The admins are doing exactly what they should be doing. Players who cheat should have their countries deleted. If the cheating becomes habitual and continues multiple sets, then admins should look into banning those players.
As it is now, Blake, Juggs, DM and llaar were involved in cheating, so they got exactly what they deserved. The offending countries were deleted. That's as far as it should go for now.
If they continue to cheat in future resets, that's when you talk about banning them from the game.
Remember, when you're trying to come up with ways to handle cheating, you have to consider certain things:
1) What fixes the problem in the short term?
2) What's reasonable?
3) What's enforceable?
It's simply not enforceable to say those 4 people will never be allowed to play on the same alliance again without putting far too much work on the admins, as that would be a rule that would simply have WAY too many ways to get around it.
What's reasonable? What I stated above. Deletion the first time up to bans for multiple instances from the same person.
What fixes the problem in the short term? Deletion. LaE is now back down to earth (pun unintended) when it comes to country numbers. Part of this is the deletions and part of this is the group of players that left due to the problems. LaE is still the biggest, but in one sense they deserve to be. I'll still reiterate what I said when I was part of LaE. Their member list is extensive and most of those members login regularly. If everyone on the LaE website played 15, they could have had 700-800 countries legitimately.

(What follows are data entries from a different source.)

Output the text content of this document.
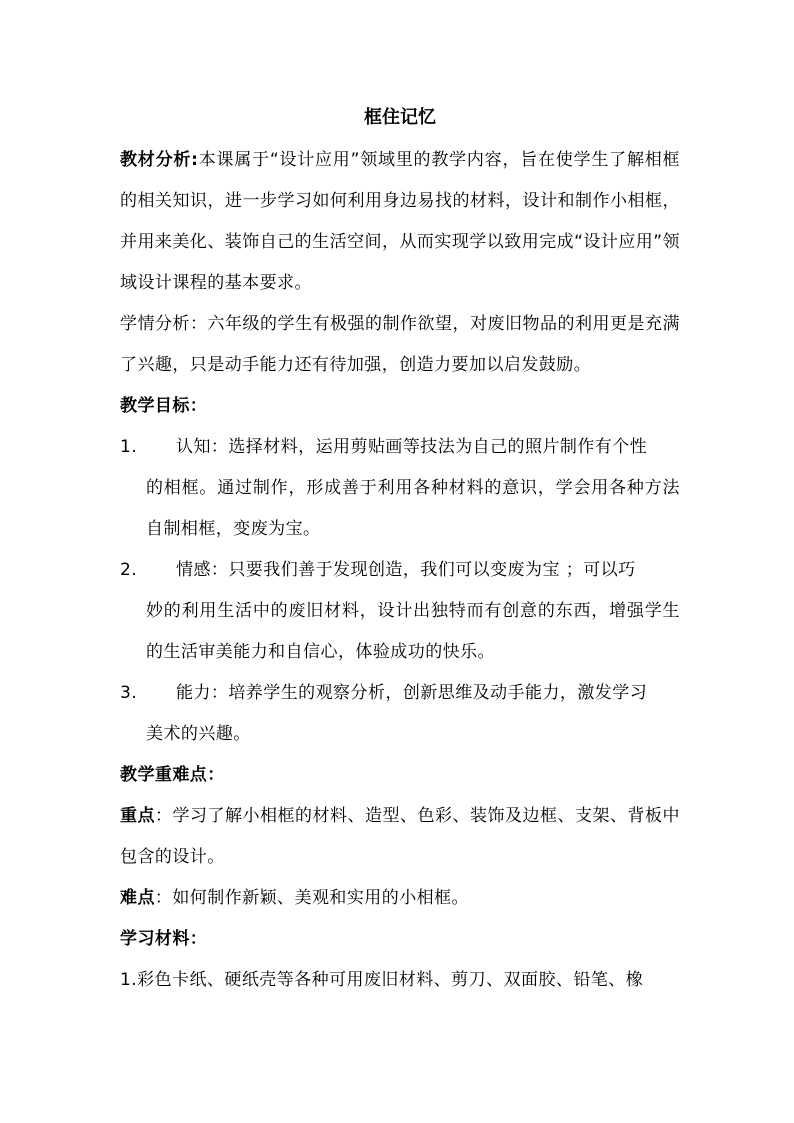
框住记忆

教材分析:本课属于“设计应用”领域里的教学内容，旨在使学生了解相框的相关知识，进一步学习如何利用身边易找的材料，设计和制作小相框，并用来美化、装饰自己的生活空间，从而实现学以致用完成“设计应用”领域设计课程的基本要求。

学情分析：六年级的学生有极强的制作欲望，对废旧物品的利用更是充满了兴趣，只是动手能力还有待加强，创造力要加以启发鼓励。

教学目标：

1.	认知：选择材料，运用剪贴画等技法为自己的照片制作有个性
的相框。通过制作，形成善于利用各种材料的意识，学会用各种方法自制相框，变废为宝。
2.	情感：只要我们善于发现创造，我们可以变废为宝 ；可以巧
妙的利用生活中的废旧材料，设计出独特而有创意的东西，增强学生的生活审美能力和自信心，体验成功的快乐。
3.	能力：培养学生的观察分析，创新思维及动手能力，激发学习
美术的兴趣。

教学重难点：

重点：学习了解小相框的材料、造型、色彩、装饰及边框、支架、背板中包含的设计。

难点：如何制作新颖、美观和实用的小相框。

学习材料：

1.彩色卡纸、硬纸壳等各种可用废旧材料、剪刀、双面胶、铅笔、橡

Obviously from what's come out, that wasn't the case, but if the admins are satisfied that the remaining countries are clean and there really is that much activity on their boards, the "punishment" fits.
From here on out, the admins' role should be to sit back and wait to catch the next instance of cheating, not to make a witch hunt out of the last instance just because it was on a larger scale than many other people who got deleted.